What this says is that if you have two functions whose limits fit the conditions above, you can take the derivative of the top function and bottom function (separately) over and over again until you get limits that “work”. Example: $ \displaystyle \underset{{x\to \infty }}{\mathop{{\lim }}}\frac{{3x+2}}{{5x+1}}=\underset{{x\to \infty }}{\mathop{{\lim }}}\frac{{\frac{d}{{dx}}\left( {3x+2} \right)}}{{\frac{d}{{dx}}\left( {5x+1} \right)}}=\underset{{x\to \infty }}{\mathop{{\lim }}}\left( {\frac{3}{5}} \right)=\frac{3}{5}$.

Definition of the Area of a Region by a Limit:

Let $ f$ be continuous and above the $ x$-axis (non-negative) on interval $ \left[ {a,b} \right]$. The area of the region bounded by $ f$, the $ x$-axis, and vertical lines at $ x=a$ and $ x=b$ is:

$ \displaystyle \begin{align}\text{Area}&=\underset{{n\to \infty }}{\mathop{{\lim }}}\,\sum\limits_{{i=1}}^{n}{{f\left( {{{c}_{i}}} \right)\cdot \Delta x}}\text{, where }\Delta x=\frac{{b-a}}{n},\text{ and}\,\text{ }{{x}_{{i-1}}}\le {{c}_{i}}\le {{x}_{i}}\\&=\underset{{n\to \infty }}{\mathop{{\lim }}}\,\sum\limits_{{i=1}}^{n}{{f\left( {a+\frac{{\left( {b-a} \right)i}}{n}} \right)\cdot \left( {\frac{{b-a}}{n}} \right)}}\,\,\,\,\,\,\,\,\,\,\,\,(=\int\limits_{a}^{b}{{f\left( x \right)}}\,dx,\,\text{when above }x\text{-axis})\\\,&\,\,\,\,\,\,\,\,\,\,\,\,\,\,\,\,\,\,\,\,\,\,\,\,\,\,\,\,\,\,\,\,\,\,\,\,\,\,\,\,\,\,\,\,\,\,\,\,\,\,\,\,\,\,\,\,\,\text{height}\,\,\,\,\,\cdot \,\,\,\,\text{width}\end{align}$

The Trapezoidal Rule:

Another way to evaluate areas under a curve (above the $ x$-axis). Let $ f$ be continuous on interval $ \left[ {a,b} \right]$. We can approximate $ \displaystyle \int\limits_{a}^{b}{{f\left( x \right)}}\,dx$ by the Trapezoidal Rule:

$ \displaystyle \begin{align}\int\limits_{a}^{b}{{f\left( x \right)}}\,dx\,\,\approx \,\,\frac{{b-a}}{{2n}}\left[ {f\left( {{{x}_{0}}} \right)+2f\left( {{{x}_{1}}} \right)+…+2f\left( {{{x}_{{n-1}}}} \right)+f\left( {{{x}_{n}}} \right)} \right],\,\,\\\,\,\,\,\,\,\,\,\,\,\,\,\,\,\,\,\,\,\,\,\,\,\,\,\,\text{where }f\left( {{{x}_{0}}} \right)=f\left( a \right),\,\,\,f\left( {{{x}_{1}}} \right)=f\left( {a+\frac{{b-a}}{n}} \right),\,\,\text{and so on}\end{align}$

Mean Value Theorem for Integrals:

For a function $ f$ that is continuous on closed interval $ \left[ {a,b} \right]$, there exists at least one number $ c$ in that closed interval such that $ \displaystyle \int\limits_{a}^{b}{{f\left( x \right)\,dx=f\left( c \right)}}\left( {b-a} \right)$.
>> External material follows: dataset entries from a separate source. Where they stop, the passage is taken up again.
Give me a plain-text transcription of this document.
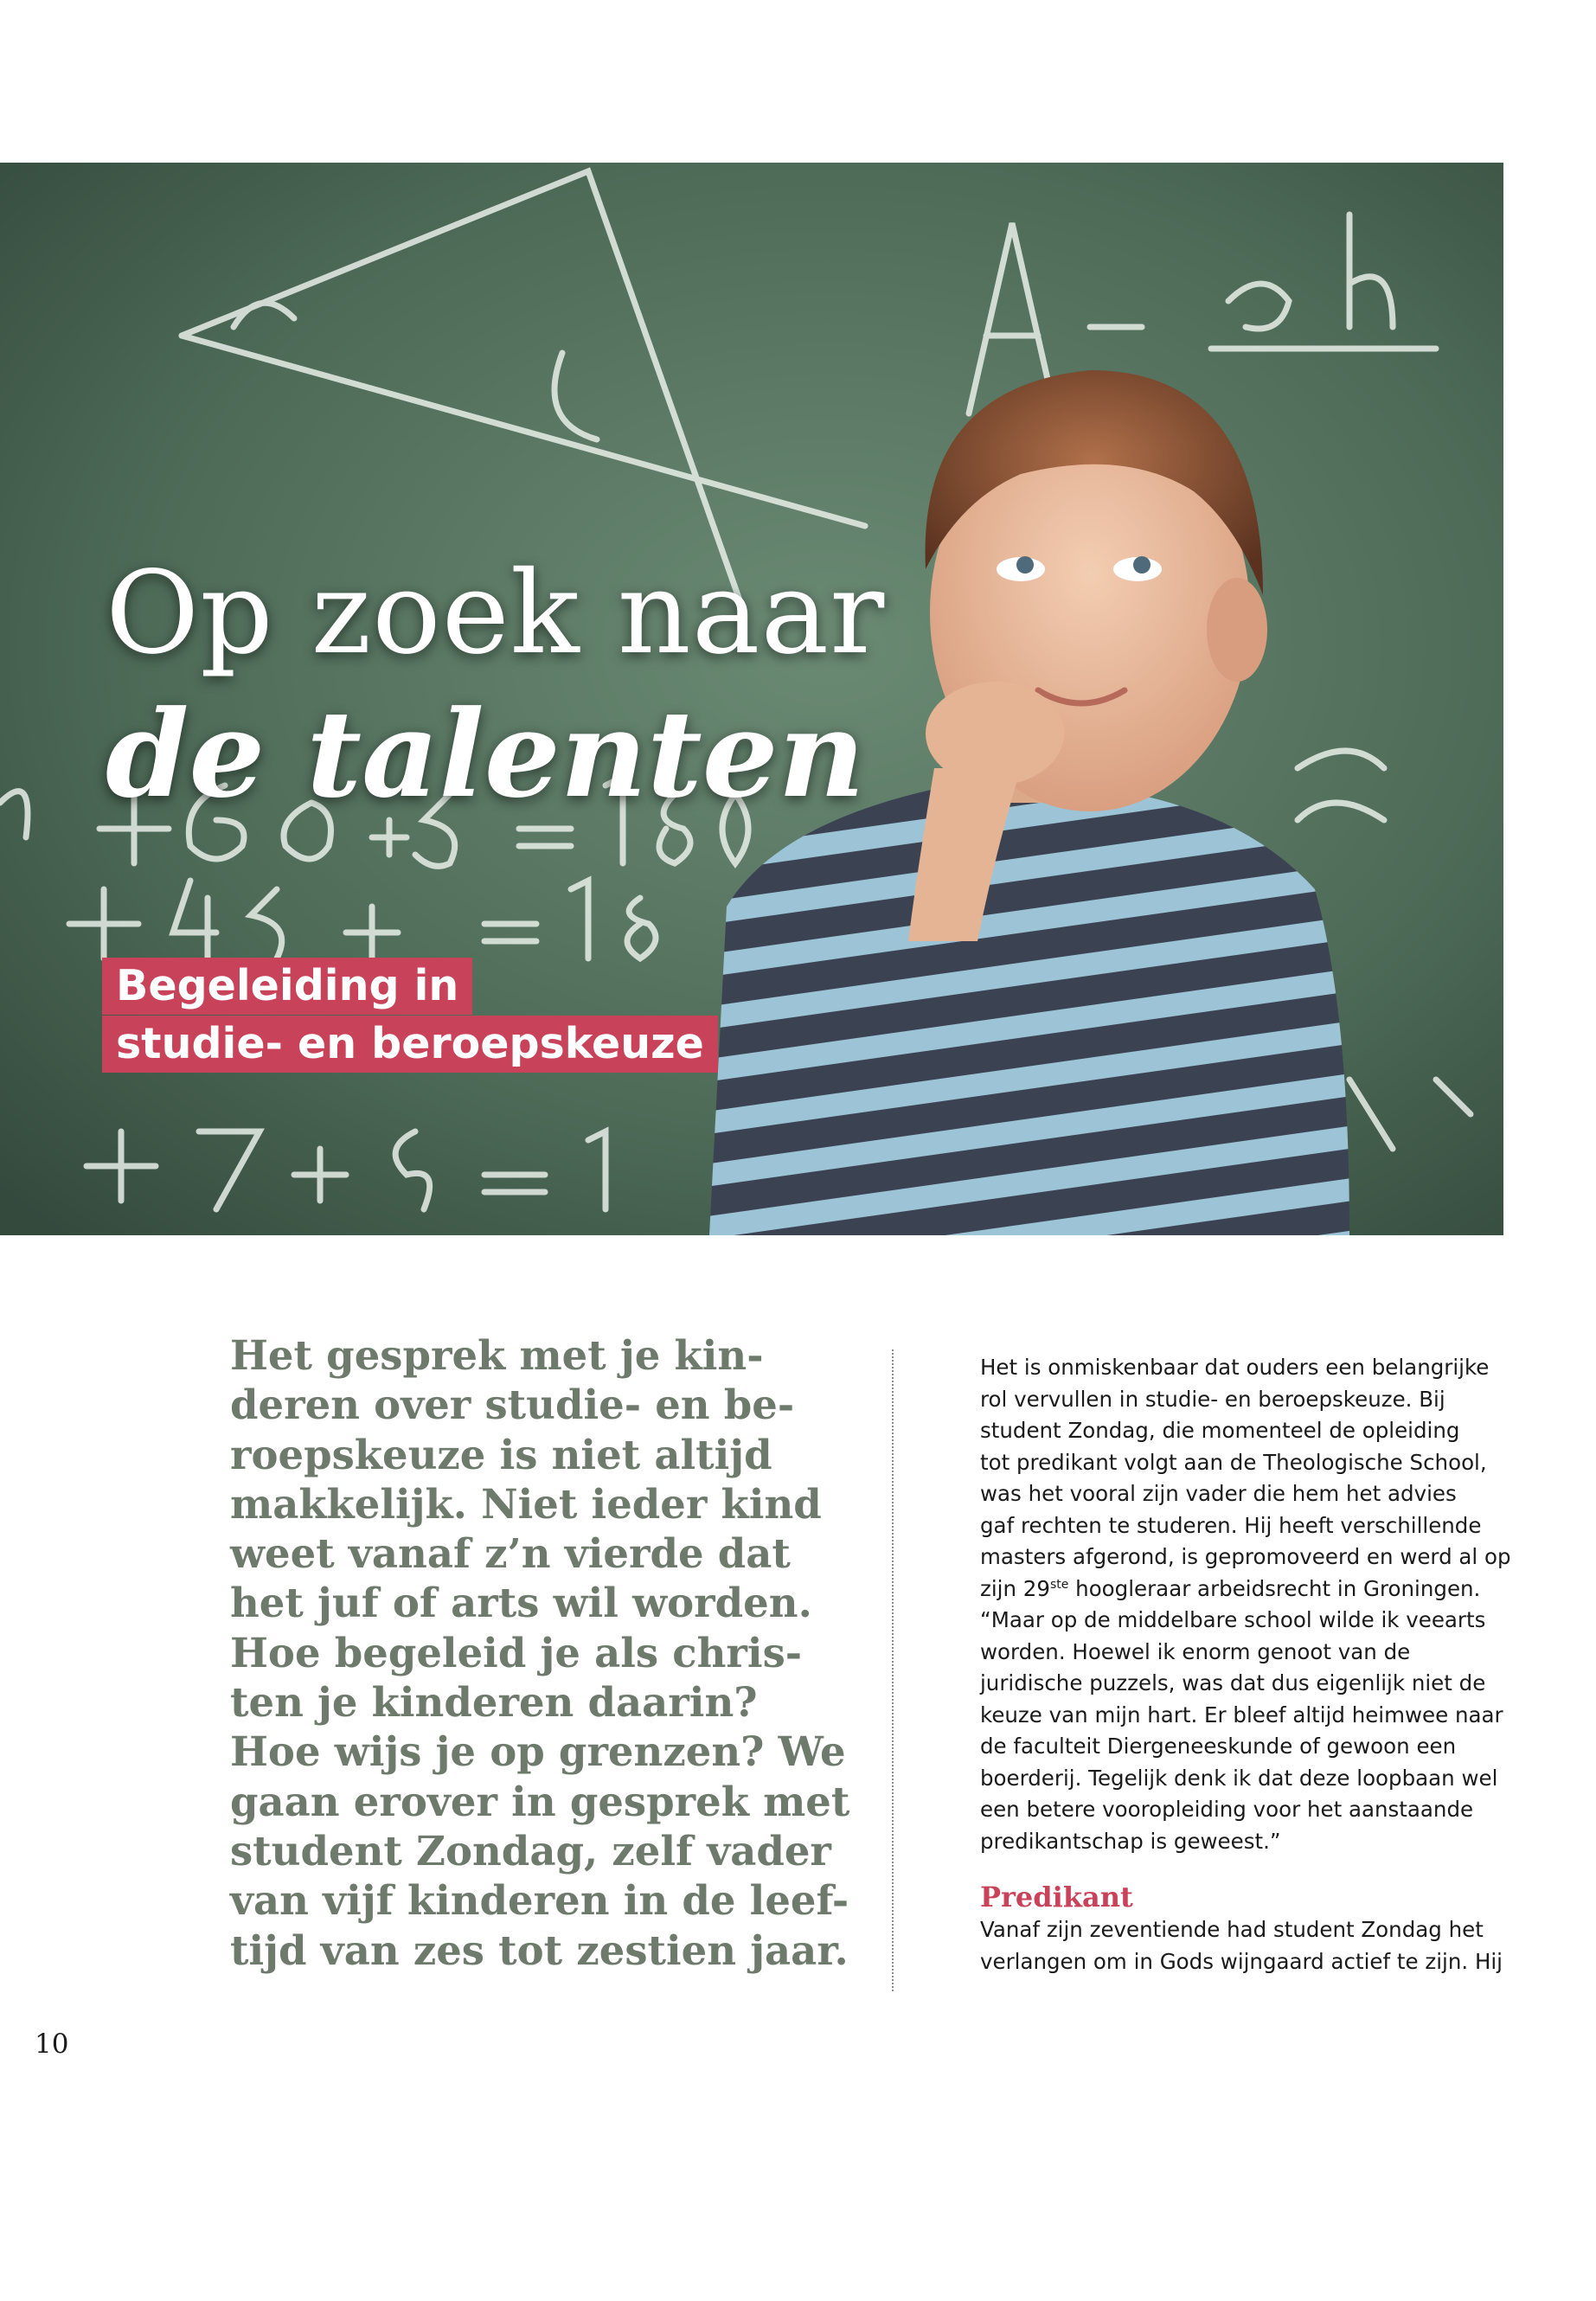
Op zoek naar
de talenten
Begeleiding in
studie- en beroepskeuze
Het gesprek met je kin-
deren over studie- en be-
roepskeuze is niet altijd
makkelijk. Niet ieder kind
weet vanaf z’n vierde dat
het juf of arts wil worden.
Hoe begeleid je als chris-
ten je kinderen daarin?
Hoe wijs je op grenzen? We
gaan erover in gesprek met
student Zondag, zelf vader
van vijf kinderen in de leef-
tijd van zes tot zestien jaar.
Het is onmiskenbaar dat ouders een belangrijke
rol vervullen in studie- en beroepskeuze. Bij
student Zondag, die momenteel de opleiding
tot predikant volgt aan de Theologische School,
was het vooral zijn vader die hem het advies
gaf rechten te studeren. Hij heeft verschillende
masters afgerond, is gepromoveerd en werd al op
zijn 29ste hoogleraar arbeidsrecht in Groningen.
“Maar op de middelbare school wilde ik veearts
worden. Hoewel ik enorm genoot van de
juridische puzzels, was dat dus eigenlijk niet de
keuze van mijn hart. Er bleef altijd heimwee naar
de faculteit Diergeneeskunde of gewoon een
boerderij. Tegelijk denk ik dat deze loopbaan wel
een betere vooropleiding voor het aanstaande
predikantschap is geweest.”
Predikant
Vanaf zijn zeventiende had student Zondag het
verlangen om in Gods wijngaard actief te zijn. Hij
10
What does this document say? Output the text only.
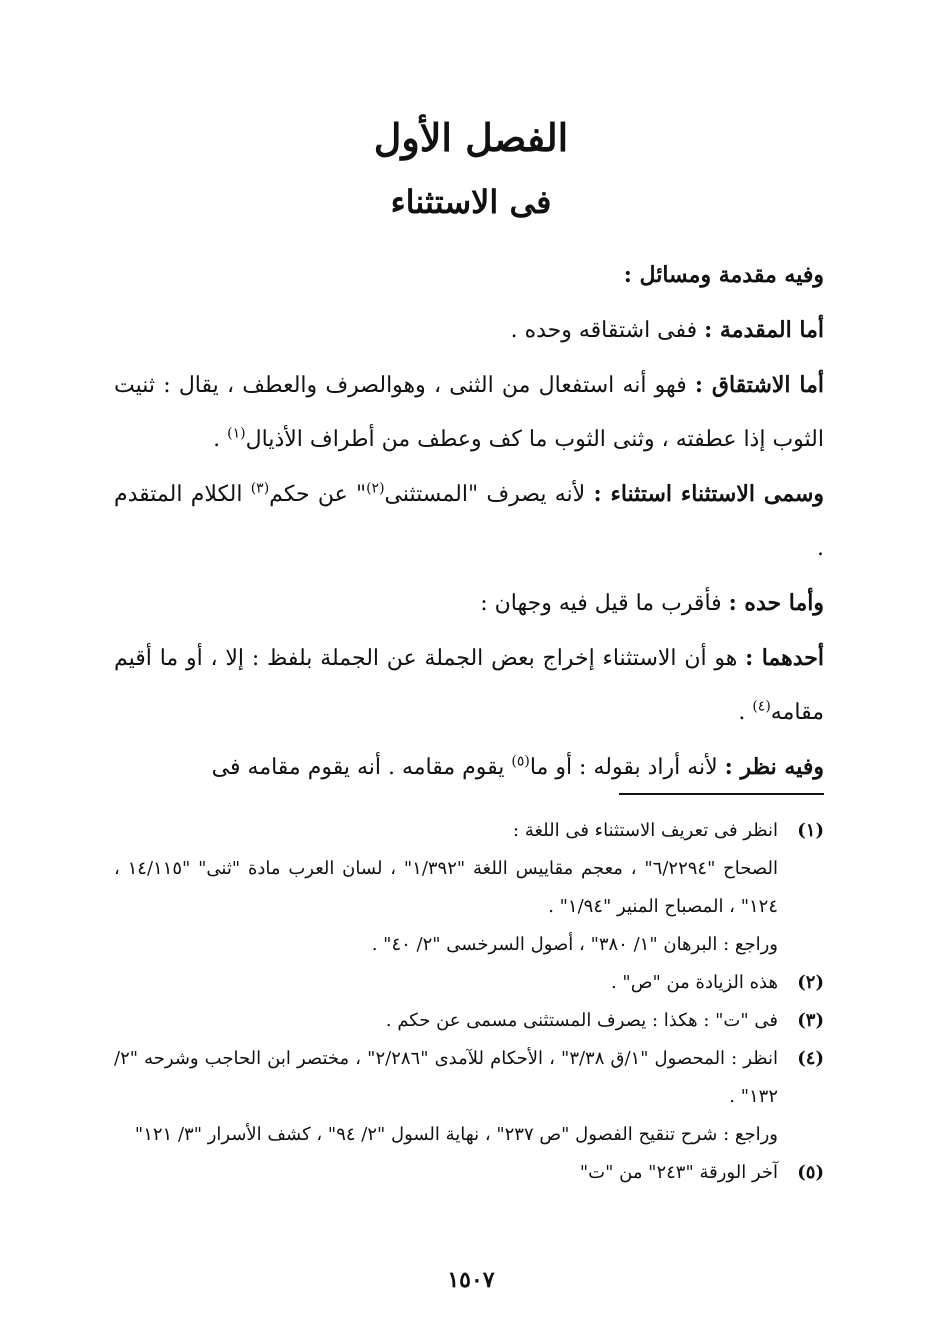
الفصل الأول
فى الاستثناء

وفيه مقدمة ومسائل :

أما المقدمة : ففى اشتقاقه وحده .

أما الاشتقاق : فهو أنه استفعال من الثنى ، وهوالصرف والعطف ، يقال : ثنيت الثوب إذا عطفته ، وثنى الثوب ما كف وعطف من أطراف الأذيال$^{(١)}$ .

وسمى الاستثناء استثناء : لأنه يصرف "المستثنى$^{(٢)}$" عن حكم$^{(٣)}$ الكلام المتقدم .

وأما حده : فأقرب ما قيل فيه وجهان :

أحدهما : هو أن الاستثناء إخراج بعض الجملة عن الجملة بلفظ : إلا ، أو ما أقيم مقامه$^{(٤)}$ .

وفيه نظر : لأنه أراد بقوله : أو ما$^{(٥)}$ يقوم مقامه . أنه يقوم مقامه فى

(١)

انظر فى تعريف الاستثناء فى اللغة :

الصحاح "٦/٢٢٩٤" ، معجم مقاييس اللغة "١/٣٩٢" ، لسان العرب مادة "ثنى" "١٤/١١٥ ، ١٢٤" ، المصباح المنير "١/٩٤" .

وراجع : البرهان "١/ ٣٨٠" ، أصول السرخسى "٢/ ٤٠" .

(٢)

هذه الزيادة من "ص" .

(٣)

فى "ت" : هكذا : يصرف المستثنى مسمى عن حكم .

(٤)

انظر : المحصول "١/ق ٣/٣٨" ، الأحكام للآمدى "٢/٢٨٦" ، مختصر ابن الحاجب وشرحه "٢/ ١٣٢" .

وراجع : شرح تنقيح الفصول "ص ٢٣٧" ، نهاية السول "٢/ ٩٤" ، كشف الأسرار "٣/ ١٢١"

(٥)

آخر الورقة "٢٤٣" من "ت"

١٥٠٧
(You may have to find the “$ c$” by setting $ f\left( c \right)$ to $ \displaystyle \frac{{\int\limits_{a}^{b}{{f\left( x \right)\,dx}}}}{{\left( {b-a} \right)}}$, solving for $ c$, eliminating any values not in interval $ \left[ {a,b} \right]$.

Average Value of a Function:

If a function $ f$ is integrable on a closed interval $ \left[ {a,b} \right]$, then the average value on that interval is: $ \displaystyle \frac{1}{{\left( {b-a} \right)}}\int\limits_{a}^{b}{{f\left( x \right)\,dx}}$. To remember this, think Integral over Interval: Average Value = $ \displaystyle \frac{{\int\limits_{a}^{b}{{f\left( x \right)\,dx}}}}{{b-a}}=\,\frac{{\text{Integral}}}{{\text{Interval}}}$.

Integration as Accumulated Change Hints:

For Integration as Accumulated Change problems, we typically have rate (velocity) on the $ y$-axis and time on the $ x$-axis. The net change is the area under the curve, or the integral of the velocity function. For example, we may have $ \require{cancel} \displaystyle \frac{{\text{miles}}}{{\cancel{{\text{hours}}}}}\text{ (}y\text{-axis)}\,\times \,\cancel{{\text{hours}}}\text{(}x\text{-axis)}\,=\text{ miles}$.
The Average Velocity may be obtained by the “Integral Over Interval” formula: Average Velocity from time a to time b is $ \displaystyle \frac{{\int\limits_{a}^{b}{{f\left( x \right)\,dx}}}}{{\left( {b-a} \right)}}=\frac{1}{{\left( {b-a} \right)}}\int\limits_{a}^{b}{{f\left( x \right)dx}}$, where $ f\left( x \right)$ is a function of the velocity versus time.
The total distance traveled (how far we go back and forth) is $ \displaystyle \int\limits_{a}^{b}{{\left| {\,v\left( x \right)} \right|}}\,dx$, whereas the total displacement (where we are on a line, compared to where we started) is $ \displaystyle \int\limits_{a}^{b}{{v\left( x \right)}}\,dx$.
Another example: the Definite Integral of a function’s population growth rate gives the total change in population.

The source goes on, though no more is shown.